In the era of Next Generation Sequencing (NGS) rather than Sanger Sequencing, ‘variant’ is hard to be described with ‘concept_id’. Because the lesser-known variants are much more than the famous variants.
Basically, the ‘variant’ is a myriad of combinations of 1) POSITIONs in DNA where sequence changes occur and 2) NUCLEOTIDEs(A,T,G,C) before and after modification.
It would be better to separate and record ‘gene’ and ‘change’ information than to define the infinite number of ‘gene + change’ cases as concept_id.
About 40,000 human gene lists can be standardized through the HUGO Gene Nomenclature Committee (HGNC).
The ‘change’ information is to create a rule that records in string data type according to the Human Genome Variation Society (HGVS) nomenclature.
At present, many translocation variants will not have concept_id in Athena.
All you can do is request a new concept_id or temporarily assign your own concept_id.
Alternatively, your data can be stored using the Genomic-CDM if you need although it’s not an official way yet.
Let me read all this and attempt to get my head around it. I need to see how to implement the Genomic CDM and Oncology internally in our systems. We are moving to a semantic analytic tool that we could utilize this in potentially.
Okay, So my genetics training is weak at best. But let me try to use some examples:
So currently LOINC has a code for:
t(6;9).
We only ask if a test for t(6;9) is done and the results (pos/neg)
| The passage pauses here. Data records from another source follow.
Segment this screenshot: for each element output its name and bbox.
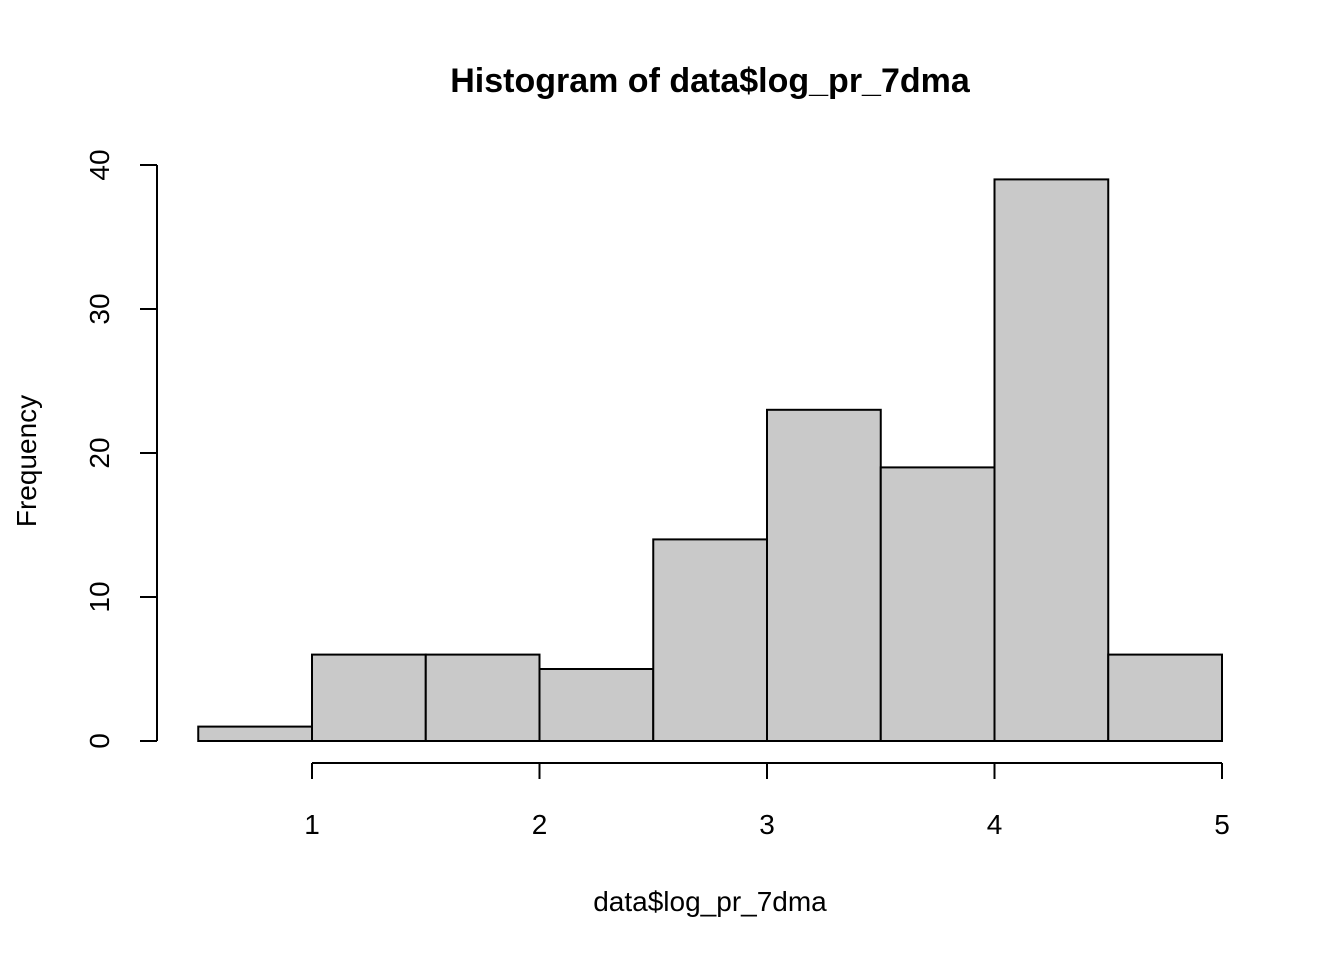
x-tick-label: 5 [1214,809,1230,840]
x-axis-label: data$log_pr_7dma [593,886,827,917]
histogram-bar-8 [993,178,1110,742]
histogram-bar-4 [538,668,655,742]
y-tick-label: 30 [84,293,115,324]
histogram-bar-7 [879,466,996,742]
y-tick-label: 0 [84,733,115,749]
y-tick-label: 10 [84,581,115,612]
histogram-bar-9 [1107,653,1223,742]
histogram-bar-5 [652,538,768,743]
y-axis: 0 10 20 30 40 [84,149,158,749]
x-tick-label: 3 [759,809,775,840]
histogram-bar-6 [766,408,882,742]
bars-group [197,178,1223,743]
y-tick-label: 20 [84,437,115,468]
y-tick-label: 40 [84,149,115,180]
histogram-bar-1 [197,725,313,742]
x-tick-label: 4 [987,809,1003,840]
x-tick-label: 2 [532,809,548,840]
histogram-bar-3 [424,653,541,742]
x-tick-label: 1 [304,809,320,840]
chart-title: Histogram of data$log_pr_7dma [450,62,971,100]
histogram-bar-2 [311,653,427,742]
x-axis: 1 2 3 4 5 [304,762,1230,840]
y-axis-label: Frequency [11,395,42,527]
Concept Name: t(6;9)(p22;q34)(DEK,NUP214) fusion transcript [Presence] in Blood or Tissue by Molecular genetics method
This should go into the CDM definition in the new repository. The problem is this: There are some well-known chromosomal aberations, and LOINC has a good list. And there is an infinite amount of possible aberrations, for which such a notation would be useful. And there is a gray zone in the middle, aberrations that appear non-nonsense and are under research. The CDM needs to deal with these.
Because the involved genes may be irrelevant or not defined. Often, these translocation create a specific aberation that fuses two independent genes, or combines a transcription factor binding site (promotor or repressor region) with a gene for which it was not designed. But again, in many cases these translocations are not precisely defined, and become disease attributes in their own right.
Does that help?
We do have to figure that out in the above mention Genomic WG. There is no shortcut here, @jliddil1.